The city annexes rural areas, complains about the farm animals, and passes restrictions:

City talks over laws
Council member proposes new rule on farm animals
By Bertrand M. Gutierrez
JOURNAL REPORTER
Tuesday, October 4, 2005

The odor of manure wafting in the summer air and roosters crowing in the morning just don't come to mind when some Winston-Salem residents think of city living.

Prompted by complaints from residents about farm animals, especially chickens and pigeons, the Winston-Salem City Council yesterday discussed tightening regulations on keeping such animals.

Fred Terry, the council member representing the Southeast Ward, asked for changes in the city code to keep the animals - and the neighbors who keep them - in line.

Farm animals are running amok, Terry said, and Forsyth County animal-control officers are not doing enough to enforce rules that already exist. Other council members, however, said that the city should work with residents who own farm animals. After all, some of them were annexed by the city of Winston-Salem.

New laws proposed yesterday would forbid chickens, pigeons and other fowl to be housed or sheltered within 150 feet of an adjacent property, and adequate fencing or shelter would be mandated. The 150-feet rule already exists for such other farm animals as horses, mules, donkeys, goats, sheep and cattle.

Vicky Smith, who lives in southern Winston-Salem, has goats. During the comment period of the meeting, she told the council that she has been ordered to get her goats 150 feet away from the property line.

The only problem is, she doesn't have that much land. Now, Smith can't understand why she has to give up her goats.

"You have to realize, I have dogs bigger than these goats," she said.

But if you're going to have farm animals in the city, you should be considerate of your neighbors, Terry said before the meeting.

The proposed ordinance is not meant to outlaw farm animals.

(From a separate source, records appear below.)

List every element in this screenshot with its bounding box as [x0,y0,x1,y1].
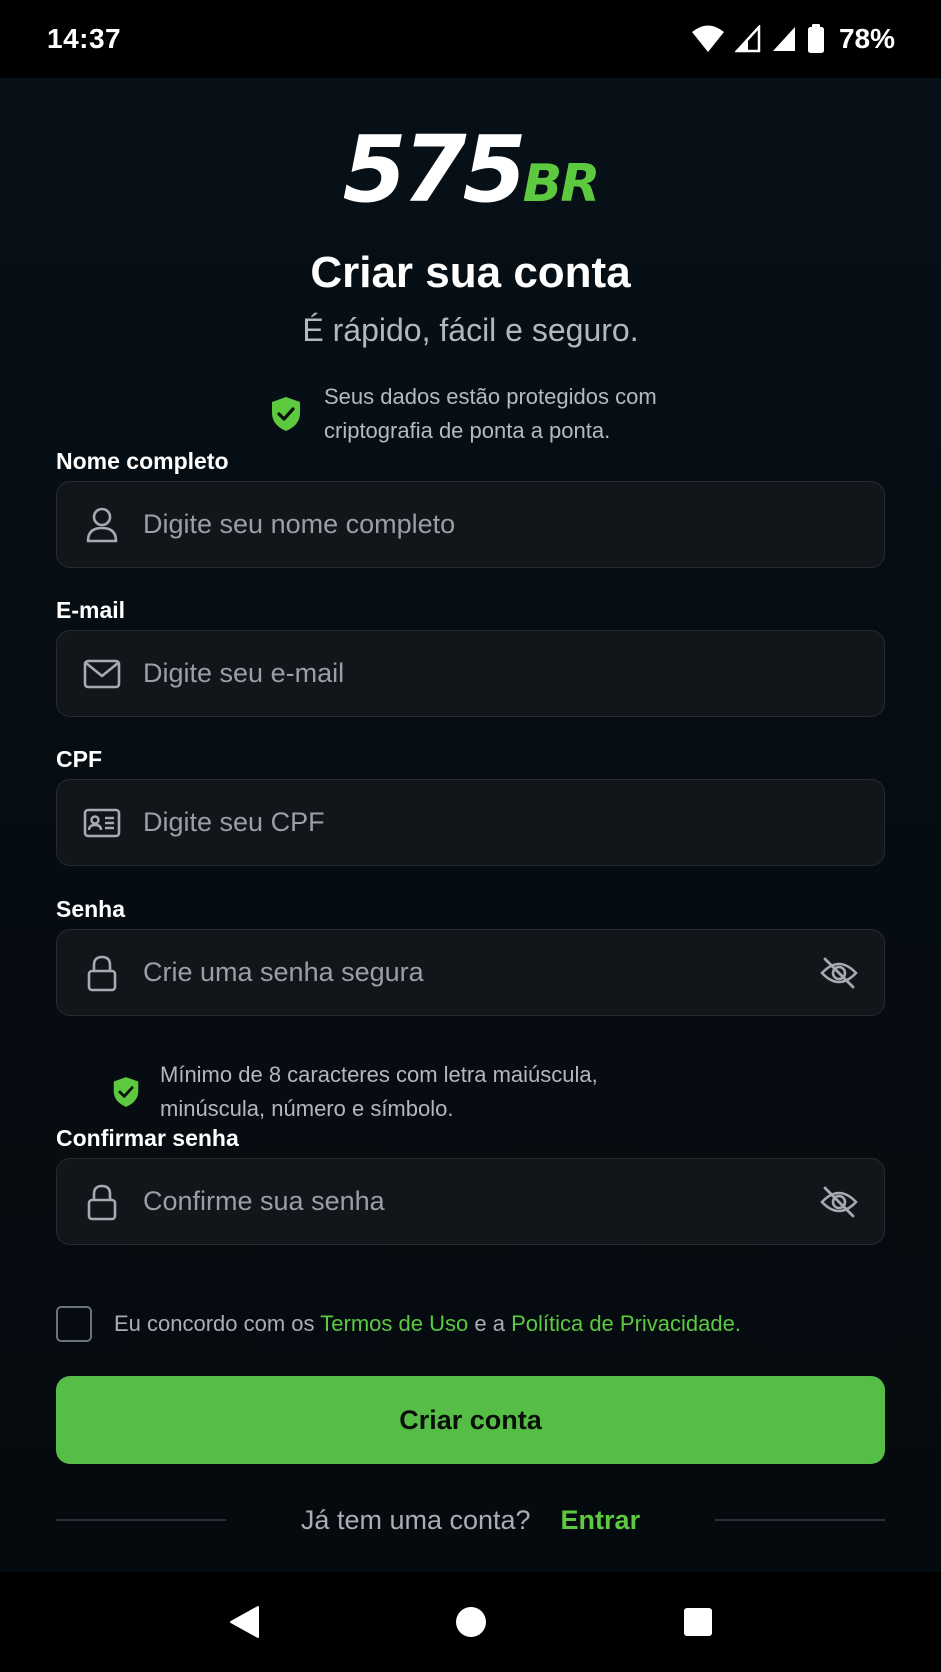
confirm-password-input[interactable] [143,1159,818,1244]
shield-check-icon [272,397,300,431]
shield-check-icon [113,1077,139,1107]
terms-of-use-link[interactable]: Termos de Uso [320,1311,468,1336]
password-field[interactable] [56,929,885,1016]
page-title: Criar sua conta [310,248,631,297]
eye-off-icon[interactable] [818,952,860,994]
terms-prefix: Eu concordo com os [114,1311,315,1336]
back-triangle-icon[interactable] [214,1592,274,1652]
battery-percentage: 78% [838,23,895,54]
cpf-input[interactable] [143,780,884,865]
create-account-button[interactable]: Criar conta [56,1376,885,1464]
terms-row: Eu concordo com os Termos de Uso e a Pol… [56,1306,741,1342]
system-navigation-bar [0,1572,941,1672]
password-hint: Mínimo de 8 caracteres com letra maiúscu… [112,1058,680,1126]
confirm-password-label: Confirmar senha [56,1125,239,1151]
login-prompt: Já tem uma conta? Entrar [226,1505,715,1536]
email-input[interactable] [143,631,884,716]
logo-suffix: BR [522,154,601,214]
full-name-label: Nome completo [56,448,229,474]
cpf-field[interactable] [56,779,885,866]
logo-main: 575 [342,116,527,223]
lock-icon [82,953,122,993]
status-time: 14:37 [47,23,122,54]
login-row: Já tem uma conta? Entrar [56,1500,885,1540]
brand-logo: 575BR [0,124,941,216]
divider-right [715,1519,885,1521]
cellular-signal-icon [772,27,795,51]
page-subtitle: É rápido, fácil e seguro. [302,312,639,348]
terms-suffix: . [734,1311,741,1336]
user-icon [82,505,122,545]
divider-left [56,1519,226,1521]
security-note-text: Seus dados estão protegidos com criptogr… [324,384,657,443]
password-hint-text: Mínimo de 8 caracteres com letra maiúscu… [160,1062,598,1121]
terms-connector: e a [474,1311,505,1336]
password-input[interactable] [143,930,818,1015]
battery-icon [807,24,824,53]
status-bar: 14:37 78% [0,0,941,78]
email-field[interactable] [56,630,885,717]
recents-square-icon[interactable] [668,1592,728,1652]
id-card-icon [82,803,122,843]
password-label: Senha [56,896,126,922]
login-question: Já tem uma conta? [300,1504,531,1535]
confirm-password-field[interactable] [56,1158,885,1245]
full-name-field[interactable] [56,481,885,568]
security-note: Seus dados estão protegidos com criptogr… [270,380,704,448]
terms-text: Eu concordo com os Termos de Uso e a Pol… [114,1311,741,1337]
cpf-label: CPF [56,746,102,772]
login-link[interactable]: Entrar [561,1505,641,1536]
email-label: E-mail [56,597,126,623]
wifi-icon [691,25,724,52]
home-circle-icon[interactable] [441,1592,501,1652]
terms-checkbox[interactable] [56,1306,92,1342]
lock-icon [82,1182,122,1222]
signup-screen: 575BR Criar sua conta É rápido, fácil e … [0,78,941,1572]
cellular-signal-partial-icon [734,25,761,53]
eye-off-icon[interactable] [818,1181,860,1223]
mail-icon [82,654,122,694]
privacy-policy-link[interactable]: Política de Privacidade [511,1311,735,1336]
full-name-input[interactable] [143,482,884,567]
status-icons: 78% [691,23,895,55]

It's just supposed to add some distance between them and their neighbors, he said. Council members Joycelyn Johnson (East Ward) and Vivian Burke (Northeast Ward) backed Terry, but others balked at the proposed ordinance.

Robert Clark, the council member representing the West Ward, said that it would favor property owners with big tracts of land.

Council Member Nelson Malloy, representing the North Ward, asked if the 150-feet rule could be changed to make the distance shorter.

Meanwhile, Council Member Vernon Robinson, who represents the South Ward, said that the ordinance was overkill.

Odors and fecal waste from animals prompt more than 100 complaints a year, a senior code-enforcement official said after the meeting. In 2004, the housing-services department got 133 complaints about animals. Since 2001, it has gotten 490 complaints.

The council decided to revisit the issue during its next public meeting in two weeks.

In other action yesterday, regulations governing neighborhood preservation were fine-tuned.

And, separately, the council approved a rezoning request by Salem Academy and College that allows for expansion.

Specific plans for the college's expansion have not been drafted, but the general push is to develop a two-acre area south of Stadium Drive for a mix of uses "supporting an educational-village concept," according to the rezoning request.